Quelque 1 200 personnes ont pu écouter son discours sur le parvis du Mémorial ACTe, dont une majorité de Guadeloupéens triés sur le volet. Les habitants du Carénage, qui depuis 2008 ont assisté de loin à la construction de l’édifice, devront attendre l’ouverture officielle, le 7 juillet. Si l’inauguration suscite interrogations et frustrations, c’est le sentiment de fierté qui domine. « C’est un grand moment pour la Guadeloupe et les Caraïbes, affirme Jocelyn Poulin, qui a travaillé comme soudeur sur le chantier. C’est le plus grand et le plus beau bâtiment que j’aie jamais vu. »
« Le Mémorial ACTe va permettre aux Guadeloupéens de mieux connaître leur passé. Nous avons besoin de savoir d’où nous venons afin de mieux nous projeter dans l’avenir, explique Gabriel Ravillon, un enseignant. Ce monument va aussi permettre d’attirer plus de touristes. » Philippe Martineau, marin pêcheur du Carénage, ne tarit pas d’éloges non plus. Mais il attend également que des efforts soient faits pour rénover l’habitat dans le quartier.
Le président attendu sur la question des réparations
Dans cette île en grande difficulté économique et sociale, de nombreuses voix se sont fait entendre pour dénoncer le coût de l’opération. 83 millions d'euros suscitent des attentes, des frustrations et des interrogations. Mélina Seymour, fondatrice du parti Ambition Guadeloupe, estime que « cette somme aurait dû être investie pour créer des emplois, notamment pour les jeunes Guadeloupéens, dont plus de la moitié sont frappés par le chômage ».
Particulièrement attendu sur la question des réparations, François Hollande a ravi le public local en annonçant que la France s’acquitterait de sa dette envers Haïti.
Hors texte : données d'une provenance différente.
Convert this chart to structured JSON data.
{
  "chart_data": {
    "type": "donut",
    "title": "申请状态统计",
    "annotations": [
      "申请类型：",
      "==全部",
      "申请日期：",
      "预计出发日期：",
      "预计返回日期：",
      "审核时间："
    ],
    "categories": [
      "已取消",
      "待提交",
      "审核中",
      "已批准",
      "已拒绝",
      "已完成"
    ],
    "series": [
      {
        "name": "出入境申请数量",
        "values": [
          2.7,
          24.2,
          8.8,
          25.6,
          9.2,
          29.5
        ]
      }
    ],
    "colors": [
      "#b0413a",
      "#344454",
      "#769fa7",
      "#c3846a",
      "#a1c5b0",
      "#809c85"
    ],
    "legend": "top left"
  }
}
Sous Charles X, une « rançon » fut exigée à l’île de Saint-Domingue qui dut payer le prix fort pour rester indépendante. Sans préciser de montant, le président précisera les modalités de cette réparation lors de sa venue à Haïti, le 12 mai.
« Le débat sur les réparations, je le sais, n’est pas épuisé. Je reprends à mon compte les mots d’Aimé Césaire quant à la nature irréparable du crime. Cependant, en lui donnant un nom et un statut en 2001, le Parlement français accomplissait un acte de vérité, de courage et de justice, indispensable, la première des réparations. En l’inscrivant dans les programmes scolaires, à tous les niveaux d’enseignement, conformément à la loi, réparation est faite de l’oubli et de l’occultation. Mais il reste à explorer l’incommensurable legs laissé par toutes ces generations. »
Un revirement par rapport à son discours de 2013. A l’occasion de la journée commémorative de l’abolition de 1848, François Hollande avait déclaré que les réparations étaient tout simplement « impossible ». Il avait ensuite infléchi sa position en novembre 2014 à Thiaroye au Sénégal où trente-cinq Sénégalais furent massacrés par des gendarmes français renforcés par des troupes coloniales en décembre 1944. François Hollande avait alors affirmé qu’il était venu « réparer les erreurs de la France ».